"School Days - the best days of your life." Really..?
To speak of our education system today, is to speak of a
multiverse where the experience of attending school can vastly differ from
person to person, even among those who attended the same one. This isn’t
totally surprising as people experience many of the same things in different
ways. Take for example a work of art, one person may fail to see past the
denotation of such a thing but for someone else a world of endless
possibilities may be opened up. Unfortunately I don’t buy the idea that the
differing experiences of people in education is in anyway related to perception
and someone’s own unique way of looking at the world. After some deep thought
about my own experiences of school, and discussion with a couple of people who
had similar experiences, I have come to wonder if there is a common feature
among those who find the experience pleasant and those who perhaps dreaded a
weekday for thirteen odd years.
‘School is the best time of your life’. This is a phrase
that justifies other phrases such as ‘if I had a penny for every time….’ Due to
the sheer number of times a child will probably hear this phrase uttered by a
parent or older person trying to encourage them to enjoy the experience. I have
no doubt the feeling is genuine among the older generation who remember their
school days fondly, perhaps not because they truly enjoyed it at the time, but
because they didn’t have the weight of responsibility that adult life has
brought them, and also the fact that the whole world lay ahead of them. I for
one never accepted this opinion, and have come to place it alongside other
myths such as; if you are bad Santa Claus won’t come to you and the Tories
favourite: ‘We’re in this together’. It is suffice to say that I consider
school to be something rather different from those who romanticise it.
For me
the classroom was not so much a place of learning, but a place of suppression.
Maybe I have the wrong idea of what education should be like but I like to
think that the school should fit around the pupils and not the other way about.
I believe that to give the impression that authoritative figures deserve
‘natural respect’ as opposed to earning it, is a convenient way to teach young
people that our politicians deserve the same free ticket to gaining obedience.
Maybe again I have the wrong idea but should information given by these
authority figures be accepted without questioning out in wider society? No, so
why should pupils be expected to accept what a teacher says without questioning
them? To challenge a teacher on something was to cross the line in my school.
We got the whole ‘I have a degree in this subject’ lecture as if that was
enough to squash any possibility of the person being wrong.
Critical thinking and questioning things is for me the most
important part of learning. We as people have to be able to make our own minds
up about things and to always be true to our values as individuals and as a
collective humanity. We can’t allow for the media to have us so indoctrinated
with a particular way of thinking that for them it is almost effortless to
influence public opinion and to get people to go along with a particular
agenda. If you stand back and look at what capitalism has created in this
world, you soon realise it is something so unnatural that it has to stop or else
we will cease to be. Boris Johnson and David Cameron might celebrate the
culture of greed and wish for it to be weaved into the school curriculum
somewhere, but if you truly believe that possessions are the defining aspect of
a human being then you clearly have sold your soul for short term vices.
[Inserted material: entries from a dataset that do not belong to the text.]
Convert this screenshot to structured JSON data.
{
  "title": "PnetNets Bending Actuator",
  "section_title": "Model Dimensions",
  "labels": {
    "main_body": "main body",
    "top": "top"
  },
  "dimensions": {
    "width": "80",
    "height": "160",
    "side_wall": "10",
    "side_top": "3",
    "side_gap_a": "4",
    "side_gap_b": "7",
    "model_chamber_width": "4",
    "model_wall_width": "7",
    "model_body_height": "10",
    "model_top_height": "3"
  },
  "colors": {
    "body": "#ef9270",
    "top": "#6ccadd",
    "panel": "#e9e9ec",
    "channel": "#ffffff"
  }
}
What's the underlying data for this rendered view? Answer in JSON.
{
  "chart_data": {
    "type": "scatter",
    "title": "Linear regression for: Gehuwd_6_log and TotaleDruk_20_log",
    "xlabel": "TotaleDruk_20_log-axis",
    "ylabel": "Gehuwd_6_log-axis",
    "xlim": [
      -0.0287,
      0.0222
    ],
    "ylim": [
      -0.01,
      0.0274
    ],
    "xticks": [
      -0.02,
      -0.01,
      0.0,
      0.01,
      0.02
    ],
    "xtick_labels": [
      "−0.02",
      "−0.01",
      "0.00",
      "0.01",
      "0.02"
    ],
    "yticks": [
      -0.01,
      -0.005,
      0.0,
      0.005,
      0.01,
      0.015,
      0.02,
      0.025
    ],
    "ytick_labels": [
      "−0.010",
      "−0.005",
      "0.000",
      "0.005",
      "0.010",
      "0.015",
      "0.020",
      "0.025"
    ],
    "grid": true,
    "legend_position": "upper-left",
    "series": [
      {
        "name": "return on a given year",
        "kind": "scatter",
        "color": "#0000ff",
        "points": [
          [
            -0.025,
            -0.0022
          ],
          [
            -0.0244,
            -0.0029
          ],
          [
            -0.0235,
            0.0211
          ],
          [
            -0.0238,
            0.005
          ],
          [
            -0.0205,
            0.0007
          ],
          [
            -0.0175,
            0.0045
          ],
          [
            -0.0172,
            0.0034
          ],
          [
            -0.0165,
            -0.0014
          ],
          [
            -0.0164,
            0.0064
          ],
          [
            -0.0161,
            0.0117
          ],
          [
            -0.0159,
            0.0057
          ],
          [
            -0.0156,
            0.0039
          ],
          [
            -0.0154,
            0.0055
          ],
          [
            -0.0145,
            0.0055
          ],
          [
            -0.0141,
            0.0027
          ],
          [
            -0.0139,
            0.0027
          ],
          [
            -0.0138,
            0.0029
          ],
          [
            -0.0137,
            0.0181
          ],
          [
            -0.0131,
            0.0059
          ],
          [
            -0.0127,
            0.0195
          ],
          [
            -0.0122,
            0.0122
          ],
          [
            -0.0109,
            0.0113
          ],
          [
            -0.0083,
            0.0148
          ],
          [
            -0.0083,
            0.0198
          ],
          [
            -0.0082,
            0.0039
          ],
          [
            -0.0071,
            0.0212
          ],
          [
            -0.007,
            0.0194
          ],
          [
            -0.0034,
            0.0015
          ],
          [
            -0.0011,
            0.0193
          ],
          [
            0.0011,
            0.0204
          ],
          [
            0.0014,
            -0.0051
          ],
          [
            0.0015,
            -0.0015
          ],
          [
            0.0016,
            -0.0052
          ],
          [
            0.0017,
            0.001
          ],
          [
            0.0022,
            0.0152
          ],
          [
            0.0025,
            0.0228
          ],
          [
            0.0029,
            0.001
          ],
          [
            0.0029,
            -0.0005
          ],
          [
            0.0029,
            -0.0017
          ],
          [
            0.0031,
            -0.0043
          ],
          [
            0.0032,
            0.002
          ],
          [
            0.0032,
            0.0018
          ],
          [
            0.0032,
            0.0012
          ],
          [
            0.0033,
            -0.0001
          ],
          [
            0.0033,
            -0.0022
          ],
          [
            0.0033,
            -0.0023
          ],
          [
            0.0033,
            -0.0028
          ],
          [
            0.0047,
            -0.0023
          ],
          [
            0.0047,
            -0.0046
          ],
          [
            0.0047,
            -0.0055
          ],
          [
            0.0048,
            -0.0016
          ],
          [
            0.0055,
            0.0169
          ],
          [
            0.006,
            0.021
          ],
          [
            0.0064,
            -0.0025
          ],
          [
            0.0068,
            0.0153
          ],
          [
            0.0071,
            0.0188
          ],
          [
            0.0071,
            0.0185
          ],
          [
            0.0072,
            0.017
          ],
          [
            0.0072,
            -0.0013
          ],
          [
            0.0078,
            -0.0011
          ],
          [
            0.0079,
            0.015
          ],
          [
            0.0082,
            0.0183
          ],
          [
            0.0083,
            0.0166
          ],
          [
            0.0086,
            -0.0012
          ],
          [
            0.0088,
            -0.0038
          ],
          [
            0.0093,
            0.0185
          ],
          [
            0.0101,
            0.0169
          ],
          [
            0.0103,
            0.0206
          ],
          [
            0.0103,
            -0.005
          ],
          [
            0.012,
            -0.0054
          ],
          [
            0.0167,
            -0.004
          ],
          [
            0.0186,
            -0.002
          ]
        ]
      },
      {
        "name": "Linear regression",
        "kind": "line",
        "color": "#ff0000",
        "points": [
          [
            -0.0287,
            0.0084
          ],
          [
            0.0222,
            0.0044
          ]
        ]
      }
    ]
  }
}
‘Work hard and you’ll get a well-paid job’. Another myth perhaps, given that this so
called meritocracy that we live in see’s investment bankers on seven figure
salaries while someone genuinely useful, like a nurse or an engineer will be
worrying about the rising prices of fuel and food. But put this aside and look
at another reason why this phrase should be discouraged. ‘Well paid’, why is
this the most important aspect of a career? The government have been quick to
encourage people to leave behind the more creative subjects and to look at
something which contributes more directly to the economy. Well firstly the
creative industries bring a lot of money into to this country, and secondly
people should be encouraged to find fulfilment on a spiritual level before they
have to worry about ‘keeping up with the Jones’s’.
School and universities should be places
where society develops its thought and its collective consciousness. Not
somewhere to go so you become more ‘employable’. Why should working class people be told to
make themselves more useful to the policy makers of society? Education seems to
be just that, a place where the workers go to be taught how to be workers. A
lack of decision making in the classroom leads to a lack of decision making in
the workplace. I would encourage people to study what interests them and to
question what they learn. I would encourage people to believe in the power they
have in their hands to bring about change in society. It seems however the
education system would encourage people to passively accept certain norms and
values and to learn through repetition and retention of meaningless information
which has not been questioned. It is a sad fact today that the education system
of our country encourages a heteronomous society and promotes homogeneity over
diversity of the individual, the reasons for this may lie somewhere in the fact
that those who have their hands on the levers of power require things to remain
as they are and for true human nature and freedom to be oppressed as this is
the only way to maintain this pathological ideology of capitalism. If you step
outside the rules created to maintain the status quo you will be marginalised
and the ‘best time of your life’ may not quite live up to its billing. This is
why some of us hated school, not because we are lazy, stupid, hard to motivate
or mentally ill, but because we refuse to get in line and conform to the values
that would see us willingly participate in a criminal ideology.